‘Mmm...Charlotte Foster. You don’t know her. She graduated a year ahead of me and she’s been working for a children’s charity. She’s just come back to this country and I bumped into her the other day in town.’
Dee listened in silence.
‘It will perhaps mean that I shall have to spend longer in the field than we’d planned.’
‘You mean it might mean that we are going to have to spend longer in the field than we had planned,’ Dee corrected him gently. She saw instantly that she had said exactly the right thing.
‘I knew you’d understand,’ Hugo exulted as he hugged her tightly. ‘It will mean having to put off having a family for rather longer than we agreed.’
He shook his head and groaned.
‘Charlotte was telling me that they go into the most unbelievable details before taking people on their permanent staff. There have been so many scandals involving people misusing charity money that now they check and double-check to make sure there’s absolutely no chance that anyone they employ carries even the merest whiff of scandal. Charlotte told me that they’ve recently asked one of their executives to leave because his stepfather turned out to have been under suspicion of being involved in some kind of financial fraud. But then, of course, you can understand why they have to be so careful.’
‘Mmm...’ Dee agreed.
‘You’re wonderful. Do you know that?’ Hugo told her happily. ‘The ideal woman for me...the ideal wife!’
* * *
The next few days were busy ones for Hugo. His decision to make his commitment to working for an aid charity a permanent rather than a temporary one meant that, with Charlotte’s encouragement, he was toing and froing from Lexminster to London, seeing people and being interviewed.
‘There’s so much we still need to learn,’ he told Dee excitedly one afternoon, after he had returned from a briefing session with the agency Charlotte had recommended him to.
‘We’re finding that the people themselves actually teach us how we can best help them. Charlotte says—’

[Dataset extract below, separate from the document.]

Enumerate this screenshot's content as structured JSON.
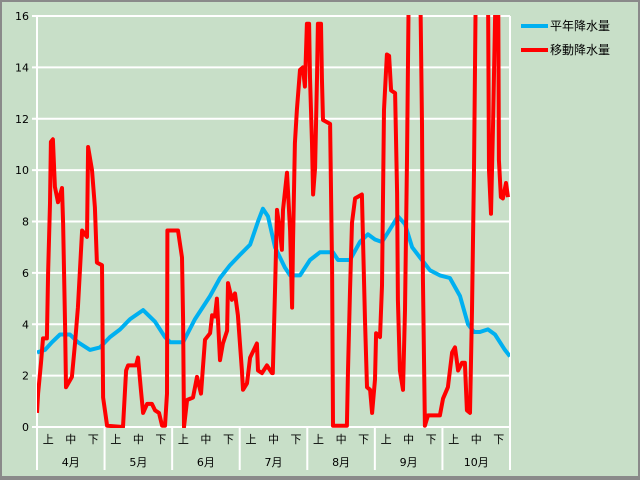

It was less than a month until Dee sat her finals. She had been studying when Hugo had rushed in, and, despite Hugo’s insistence that Charlotte was simply a friend, to Dee it was quite obvious that the other woman was in love with him. Her patience snapped.
‘I don’t care what Charlotte says,’ she told him sharply. ‘There are other things in life, you know, Hugo, like the fact that I’ve got my finals in four weeks’ time.’
‘You’ll pass them,’ Hugo assured her cheerfully. ‘Look, Charlotte’s invited us out for a celebratory dinner tonight.’
‘A celebratory dinner?’ Dee queried.
‘Mmm... She’s pretty sure that I’m going to be offered a permanent post with the agency. Come on, you can shower first.’
‘Hugo, I can’t go out...not tonight,’ Dee protested, indicating the books in front of her. ‘I’ve got to study. Look, you go,’ she told him in a gentler voice. She hated having to spoil his pleasure, but she still had to break the news to her father that they would be gone longer than they had originally planned, and that Hugo intended to make a permanent career in the aid field—which meant that they would be travelling the world for most of their married lives, Dee suspected. There was no way she could study with Hugo prowling the flat in his present electrified, excited state. She would be able to work far better if she was on her own.
‘Well, if you’re sure you don’t mind,’ Hugo said.
‘Mmm...I love you,’ he whispered to her half an hour later, just before he left. Smiling at him, Dee returned his kiss.
‘You can show me how much later,’ she teased him.
Oddly, once he had gone she found it almost impossible to settle back into her work. On impulse she went over to the telephone and dialled her father’s number.
He answered almost straight away, and Dee could tell from the way he said her name that he had been hoping that she might be someone else. That alone was enough to make her frown. Her father was never too busy to speak to her when she phoned—in fact he was always complaining that she didn’t ring often enough— and besides, some sixth sense, some daughterly awareness, made her instantly pick up that something was wrong.
‘Dad—’ she began urgently, but he was already cutting her off, telling her curtly,
‘Dee, I have to go. I’m expecting another call...’
‘Dad,’ she protested, but it was too late. He had already hung up.
Dee waited ten minutes and then rang again, but the line was engaged. It was still engaged when she tried a second time and then a third.
It was now nearly ten o’clock, but, late though it was, Dee knew that she just had to see her father.
Scribbling Hugo a note, she hurried out to her car.